One of the most noticeable changes is in audience: not only are many more people engaging with Muso Baby Virtual but, even though my sessions are ‘live’, I can’t see the children singing and dancing along and so my music has lost it’s adaptability. This is difficult for me as a practitioner and I have wondered what it is like for the families watching. Another interesting theme in the move online has been the number of people who want to engage. When working at the museum, we would often recruit around 12 families, with less than half of that attending the sessions. Online, there are usually around 50 families watching the live sessions, and then over the week, the number of views will go up to between 150 and 200. As humans, we have a need to interact with others in an interpersonal way, but I wonder if these numbers of viewers will continue after lockdown has finished; will ‘online’ become the new way we access services, whether educational, social, or healthcare?
This all leads me to think about the reason we started this project: social prescribing. At the start, we wanted to enable families who would normally have access to mental health support or who would not normally come to museum, to have the opportunity to be involved.
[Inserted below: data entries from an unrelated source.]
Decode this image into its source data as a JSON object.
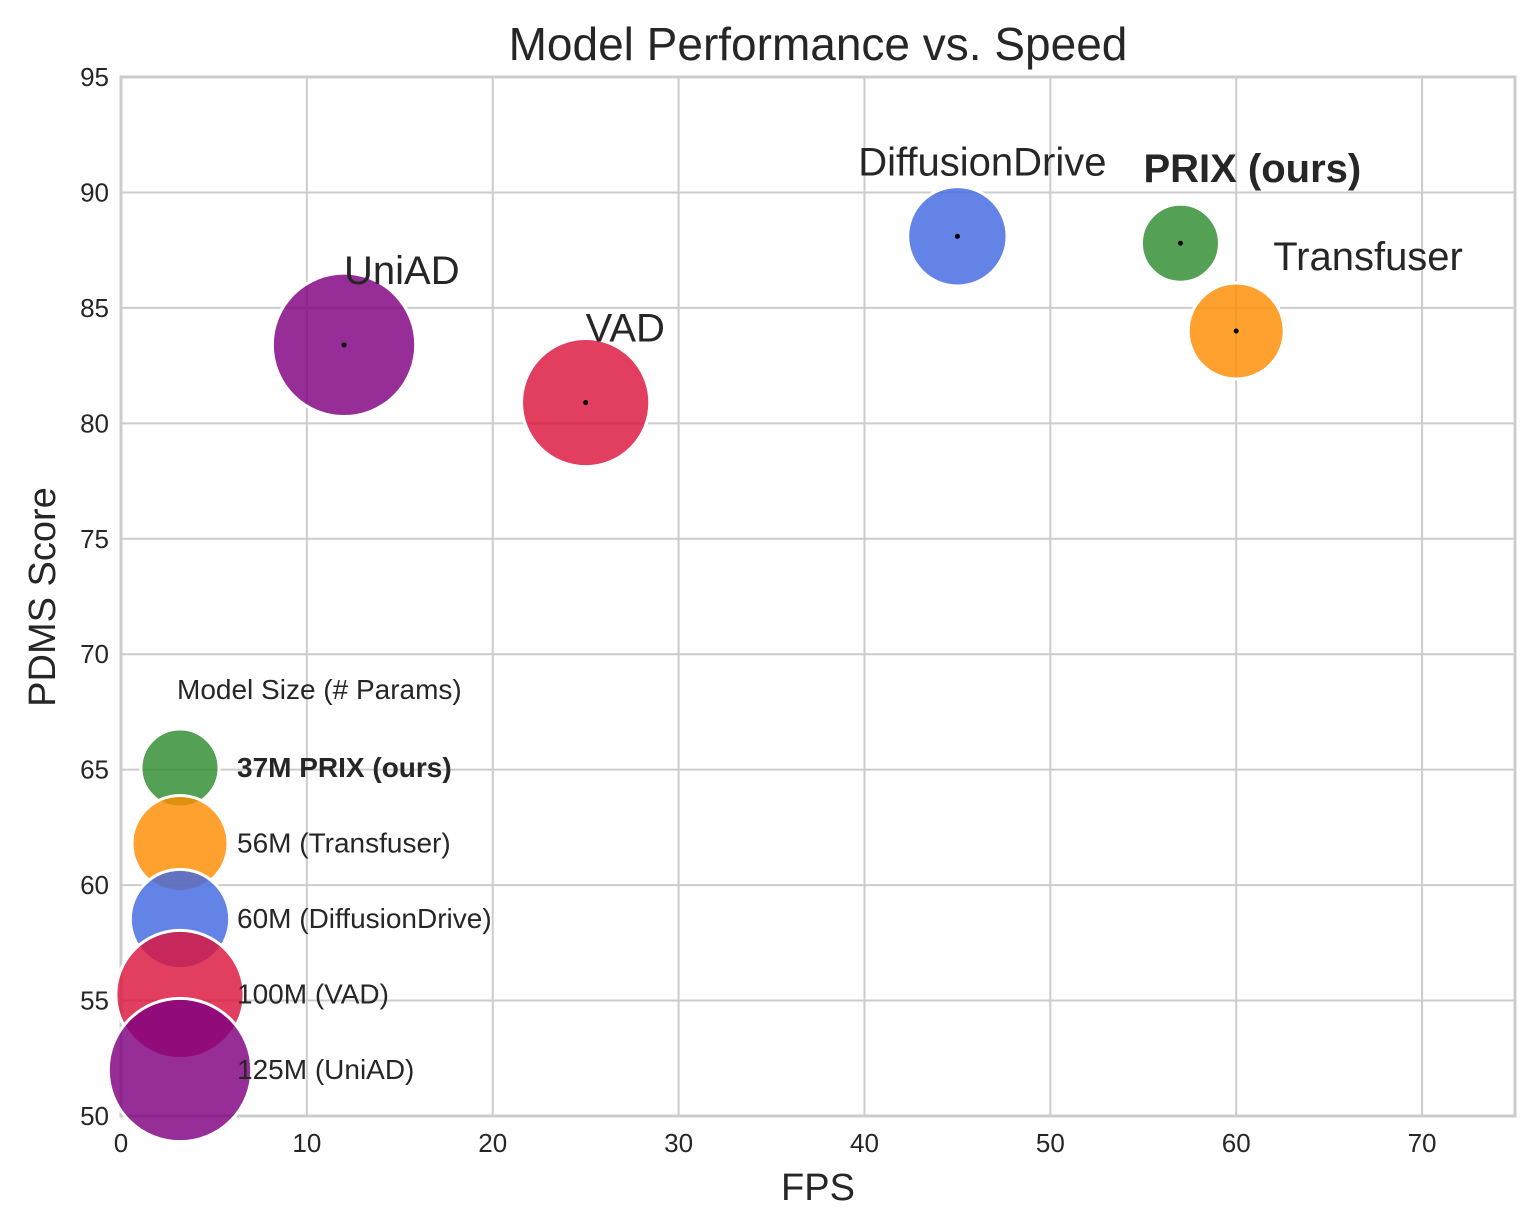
{
  "chart_data": {
    "type": "scatter",
    "title": "Model Performance vs. Speed",
    "xlabel": "FPS",
    "ylabel": "PDMS Score",
    "xlim": [
      0,
      75
    ],
    "ylim": [
      50,
      95
    ],
    "xticks": [
      "0",
      "10",
      "20",
      "30",
      "40",
      "50",
      "60",
      "70"
    ],
    "yticks": [
      "50",
      "55",
      "60",
      "65",
      "70",
      "75",
      "80",
      "85",
      "90",
      "95"
    ],
    "grid": true,
    "legend_position": "lower-left",
    "legend_title": "Model Size (# Params)",
    "points": [
      {
        "name": "PRIX (ours)",
        "x": 57,
        "y": 87.8,
        "params_m": 37,
        "color": "#2e8b2e",
        "bold": true,
        "legend_label": "37M PRIX (ours)"
      },
      {
        "name": "Transfuser",
        "x": 60,
        "y": 84.0,
        "params_m": 56,
        "color": "#ff8c00",
        "bold": false,
        "legend_label": "56M (Transfuser)"
      },
      {
        "name": "DiffusionDrive",
        "x": 45,
        "y": 88.1,
        "params_m": 60,
        "color": "#4169e1",
        "bold": false,
        "legend_label": "60M (DiffusionDrive)"
      },
      {
        "name": "VAD",
        "x": 25,
        "y": 80.9,
        "params_m": 100,
        "color": "#dc143c",
        "bold": false,
        "legend_label": "100M (VAD)"
      },
      {
        "name": "UniAD",
        "x": 12,
        "y": 83.4,
        "params_m": 125,
        "color": "#800080",
        "bold": false,
        "legend_label": "125M (UniAD)"
      }
    ]
  }
}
Muso Baby is about providing support for those who need it most as well as offering families something a little different. Being part of a social prescribing project, Muso Baby is also about encouraging parents to find the help that they need – social prescribing is about taking responsibility for your own wellbeing. With the move to online work, this sense of responsibility feels more present as the audience grows.
In recent years, the culture of mental health and wellbeing has become a much bigger business. As mental health and cultural professionals, we often talk about Social Prescribing and Arts on Prescription but I am seeing little evidence of healthcare professionals using these tools. Of course, in some cases clinical interventions will be a priority for client care, however, we should be actively promoting and using the practitioners out there for building resilience, promoting wellbeing and encouraging positive mental health through culture and the arts.
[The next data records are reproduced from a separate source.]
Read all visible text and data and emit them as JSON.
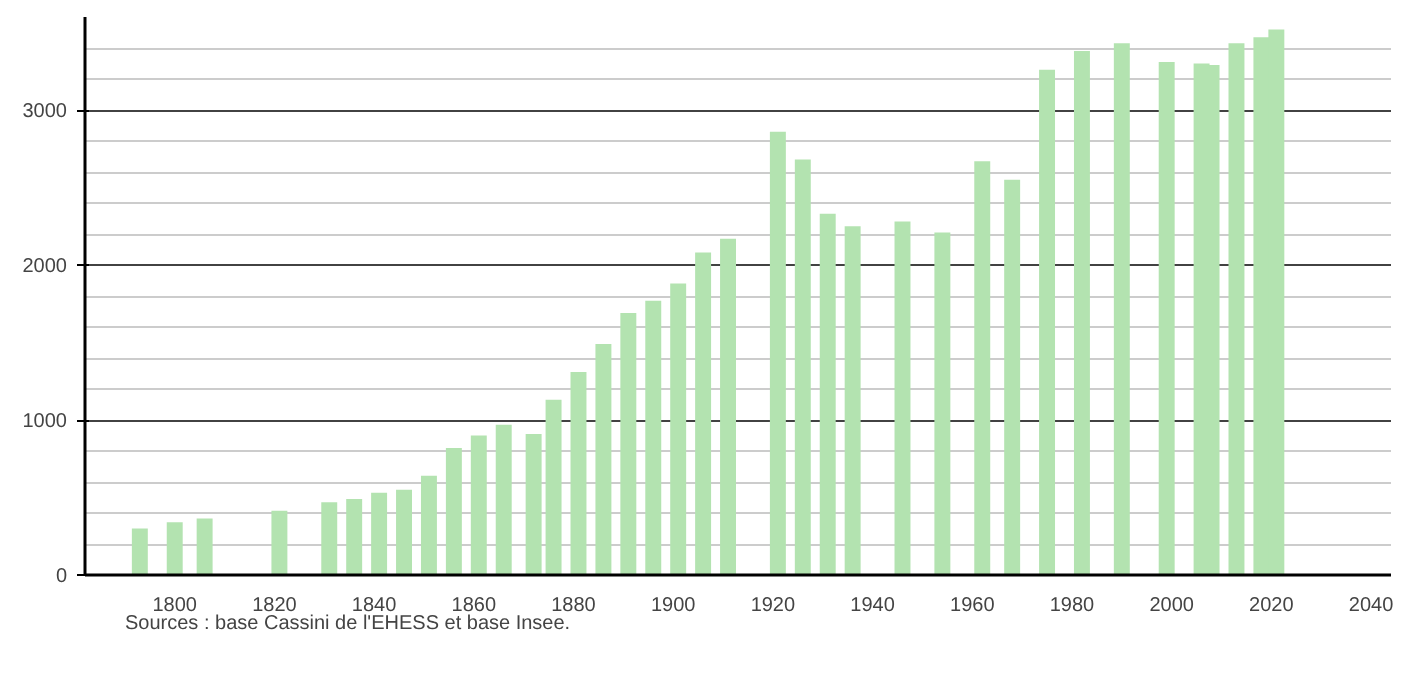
{
  "chart_data": {
    "type": "bar",
    "x": [
      1793,
      1800,
      1806,
      1821,
      1831,
      1836,
      1841,
      1846,
      1851,
      1856,
      1861,
      1866,
      1872,
      1876,
      1881,
      1886,
      1891,
      1896,
      1901,
      1906,
      1911,
      1921,
      1926,
      1931,
      1936,
      1946,
      1954,
      1962,
      1968,
      1975,
      1982,
      1990,
      1999,
      2006,
      2008,
      2013,
      2018,
      2021
    ],
    "values": [
      300,
      340,
      365,
      415,
      470,
      490,
      530,
      550,
      640,
      820,
      900,
      970,
      910,
      1130,
      1310,
      1490,
      1690,
      1770,
      1880,
      2080,
      2170,
      2860,
      2680,
      2330,
      2250,
      2280,
      2210,
      2670,
      2550,
      3260,
      3380,
      3430,
      3310,
      3300,
      3290,
      3430,
      3470,
      3520
    ],
    "color": "#b3e3b0",
    "xlim": [
      1782,
      2044
    ],
    "xticks": [
      1800,
      1820,
      1840,
      1860,
      1880,
      1900,
      1920,
      1940,
      1960,
      1980,
      2000,
      2020,
      2040
    ],
    "ylim": [
      0,
      3600
    ],
    "yticks": [
      0,
      1000,
      2000,
      3000
    ],
    "grid": "y",
    "annotations": [
      "Sources : base Cassini de l'EHESS et base Insee."
    ]
  }
}
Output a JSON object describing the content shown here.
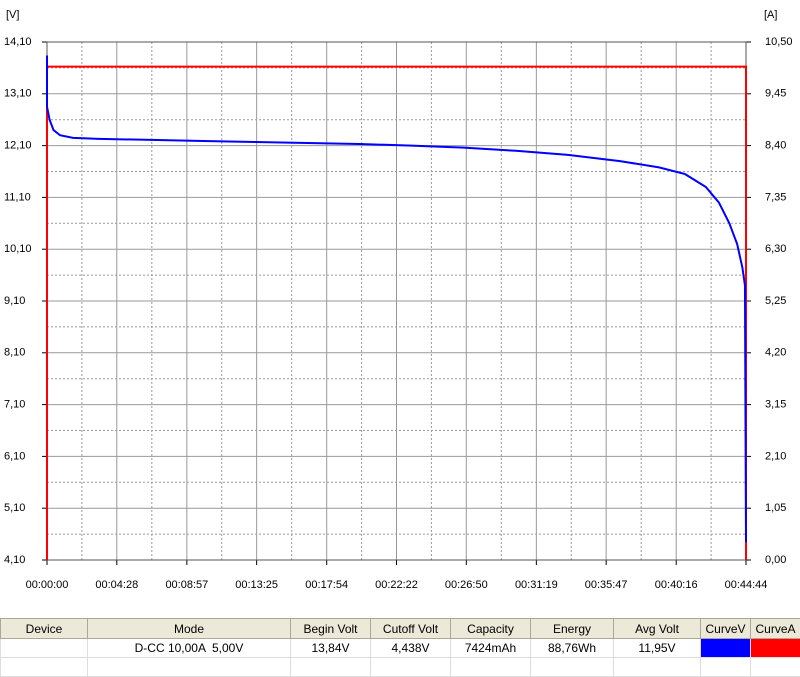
{
  "chart_data": {
    "type": "line",
    "y_label": "[V]",
    "y2_label": "[A]",
    "xlim": [
      0,
      2684
    ],
    "xticks": [
      {
        "value": 0,
        "label": "00:00:00"
      },
      {
        "value": 268,
        "label": "00:04:28"
      },
      {
        "value": 537,
        "label": "00:08:57"
      },
      {
        "value": 805,
        "label": "00:13:25"
      },
      {
        "value": 1074,
        "label": "00:17:54"
      },
      {
        "value": 1342,
        "label": "00:22:22"
      },
      {
        "value": 1610,
        "label": "00:26:50"
      },
      {
        "value": 1879,
        "label": "00:31:19"
      },
      {
        "value": 2147,
        "label": "00:35:47"
      },
      {
        "value": 2416,
        "label": "00:40:16"
      },
      {
        "value": 2684,
        "label": "00:44:44"
      }
    ],
    "ylim": [
      4.1,
      14.1
    ],
    "yticks": [
      {
        "value": 4.1,
        "label": "4,10"
      },
      {
        "value": 5.1,
        "label": "5,10"
      },
      {
        "value": 6.1,
        "label": "6,10"
      },
      {
        "value": 7.1,
        "label": "7,10"
      },
      {
        "value": 8.1,
        "label": "8,10"
      },
      {
        "value": 9.1,
        "label": "9,10"
      },
      {
        "value": 10.1,
        "label": "10,10"
      },
      {
        "value": 11.1,
        "label": "11,10"
      },
      {
        "value": 12.1,
        "label": "12,10"
      },
      {
        "value": 13.1,
        "label": "13,10"
      },
      {
        "value": 14.1,
        "label": "14,10"
      }
    ],
    "y2lim": [
      0,
      10.5
    ],
    "y2ticks": [
      {
        "value": 0,
        "label": "0,00"
      },
      {
        "value": 1.05,
        "label": "1,05"
      },
      {
        "value": 2.1,
        "label": "2,10"
      },
      {
        "value": 3.15,
        "label": "3,15"
      },
      {
        "value": 4.2,
        "label": "4,20"
      },
      {
        "value": 5.25,
        "label": "5,25"
      },
      {
        "value": 6.3,
        "label": "6,30"
      },
      {
        "value": 7.35,
        "label": "7,35"
      },
      {
        "value": 8.4,
        "label": "8,40"
      },
      {
        "value": 9.45,
        "label": "9,45"
      },
      {
        "value": 10.5,
        "label": "10,50"
      }
    ],
    "grid": true,
    "series": [
      {
        "color": "#ff0000",
        "axis": "y2",
        "x": [
          0,
          0,
          2684,
          2684
        ],
        "values": [
          0,
          10.0,
          10.0,
          0
        ]
      },
      {
        "color": "#0000ff",
        "axis": "y",
        "x": [
          0,
          0,
          10,
          25,
          50,
          100,
          200,
          400,
          600,
          800,
          1000,
          1200,
          1400,
          1600,
          1800,
          2000,
          2200,
          2350,
          2450,
          2530,
          2580,
          2620,
          2650,
          2670,
          2680,
          2684
        ],
        "values": [
          13.84,
          12.85,
          12.6,
          12.4,
          12.3,
          12.25,
          12.23,
          12.21,
          12.19,
          12.17,
          12.15,
          12.13,
          12.1,
          12.06,
          12.0,
          11.92,
          11.8,
          11.68,
          11.55,
          11.3,
          11.0,
          10.6,
          10.2,
          9.75,
          9.4,
          4.44
        ]
      }
    ]
  },
  "table": {
    "headers": [
      "Device",
      "Mode",
      "Begin Volt",
      "Cutoff Volt",
      "Capacity",
      "Energy",
      "Avg Volt",
      "CurveV",
      "CurveA"
    ],
    "row": {
      "mode": "D-CC 10,00A  5,00V",
      "begin_volt": "13,84V",
      "cutoff_volt": "4,438V",
      "capacity": "7424mAh",
      "energy": "88,76Wh",
      "avg_volt": "11,95V",
      "curve_v_color": "#0000ff",
      "curve_a_color": "#ff0000"
    }
  }
}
During lockdown, more and more people are actively engaging in crafts, exercise, nature and music to feel better and give them a focus in these uncertain times. It is interesting that this has been a natural response for communities and individuals looking to make sense of what is happening. Arts and wellbeing professionals will speak of using creativity to raise resilience levels but what is the link between creating something and feeling emotionally well? I think it is about reframing and recreating a situation; if you have a good sense of resilience, then you are able to change negative thinking in to positive action. This is what happens when you do something creative; you are changing the materials in front you in to something else – something that matters to you.
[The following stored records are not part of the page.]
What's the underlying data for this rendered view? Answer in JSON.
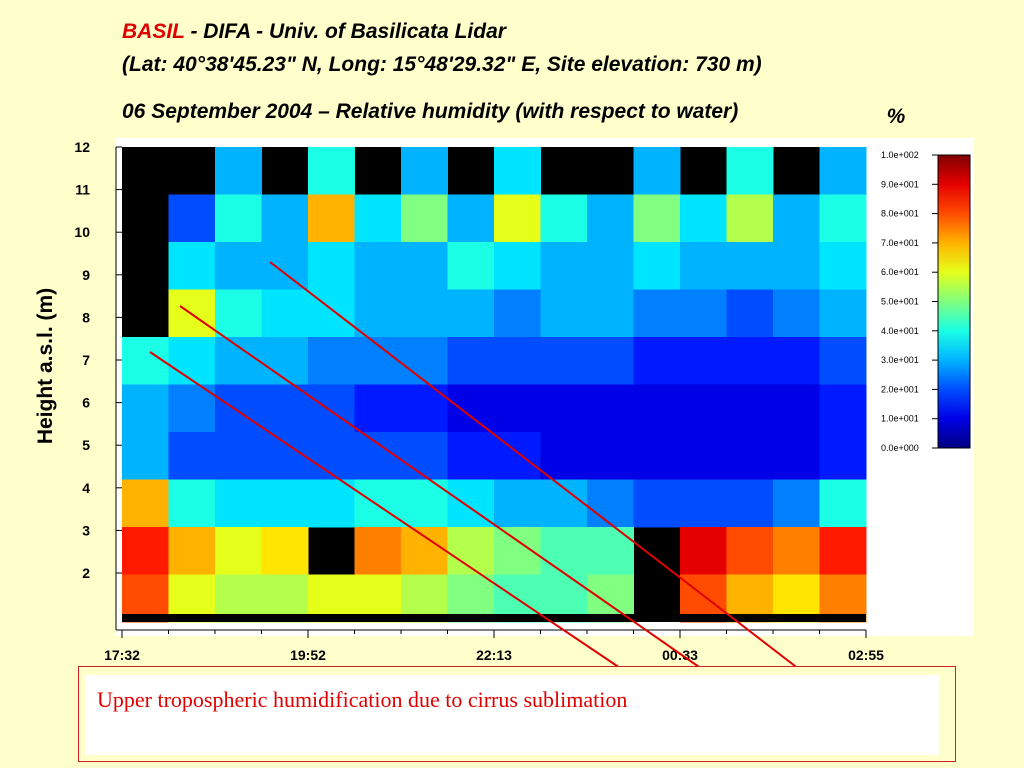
{
  "title": {
    "prefix": "BASIL",
    "rest": "- DIFA - Univ. of Basilicata Lidar",
    "line2": "(Lat: 40°38'45.23\" N, Long: 15°48'29.32\" E, Site elevation: 730 m)",
    "line3": "06 September 2004 – Relative humidity (with respect to water)"
  },
  "chart_data": {
    "type": "heatmap",
    "y_label": "Height a.s.l. (m)",
    "ylim": [
      0.85,
      12
    ],
    "yticks": [
      2,
      3,
      4,
      5,
      6,
      7,
      8,
      9,
      10,
      11,
      12
    ],
    "xticks": [
      "17:32",
      "19:52",
      "22:13",
      "00:33",
      "02:55"
    ],
    "zlim": [
      0,
      100
    ],
    "z": [
      [
        null,
        null,
        30,
        null,
        40,
        null,
        30,
        null,
        35,
        null,
        null,
        30,
        null,
        40,
        null,
        30
      ],
      [
        null,
        20,
        40,
        30,
        70,
        35,
        50,
        30,
        60,
        40,
        30,
        50,
        35,
        55,
        30,
        40
      ],
      [
        null,
        35,
        30,
        30,
        35,
        30,
        30,
        40,
        35,
        30,
        30,
        35,
        30,
        30,
        30,
        35
      ],
      [
        null,
        60,
        40,
        35,
        35,
        30,
        30,
        30,
        25,
        30,
        30,
        25,
        25,
        20,
        25,
        30
      ],
      [
        40,
        35,
        30,
        30,
        25,
        25,
        25,
        20,
        20,
        20,
        20,
        15,
        15,
        15,
        15,
        20
      ],
      [
        30,
        25,
        20,
        20,
        20,
        15,
        15,
        10,
        10,
        10,
        10,
        10,
        10,
        10,
        10,
        15
      ],
      [
        30,
        20,
        20,
        20,
        20,
        20,
        20,
        15,
        15,
        10,
        10,
        10,
        10,
        10,
        10,
        15
      ],
      [
        70,
        40,
        35,
        35,
        35,
        40,
        40,
        35,
        30,
        30,
        25,
        20,
        20,
        20,
        25,
        40
      ],
      [
        85,
        70,
        60,
        65,
        null,
        75,
        70,
        55,
        50,
        45,
        45,
        null,
        90,
        80,
        75,
        85
      ],
      [
        80,
        60,
        55,
        55,
        60,
        60,
        55,
        50,
        45,
        45,
        50,
        null,
        80,
        70,
        65,
        75
      ]
    ],
    "colorbar_ticks": [
      {
        "value": 100,
        "label": "1.0e+002"
      },
      {
        "value": 90,
        "label": "9.0e+001"
      },
      {
        "value": 80,
        "label": "8.0e+001"
      },
      {
        "value": 70,
        "label": "7.0e+001"
      },
      {
        "value": 60,
        "label": "6.0e+001"
      },
      {
        "value": 50,
        "label": "5.0e+001"
      },
      {
        "value": 40,
        "label": "4.0e+001"
      },
      {
        "value": 30,
        "label": "3.0e+001"
      },
      {
        "value": 20,
        "label": "2.0e+001"
      },
      {
        "value": 10,
        "label": "1.0e+001"
      },
      {
        "value": 0,
        "label": "0.0e+000"
      }
    ],
    "colorbar_unit": "%"
  },
  "annotation": "Upper tropospheric humidification due to cirrus sublimation"
}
With this mind, as we approach the ‘New Normal’, arts therapists and practitioners have a responsibility to promote the use of culture, nature and exercise in scaffolding the mental health of our society. Let’s actively shout about Social Prescribing and Arts on Prescription, and The Five Ways to Wellbeing; let’s make the meetings with healthcare professionals, and hopefully soon, we can open the doors on our cultural spaces as pioneering places of health and wellbeing.
Kids in Museums have used Muso Baby as a case study to inspire organisations looking to support the wellbeing of families and children and also features on their ‘10 ways to improve your wellbeing‘ list.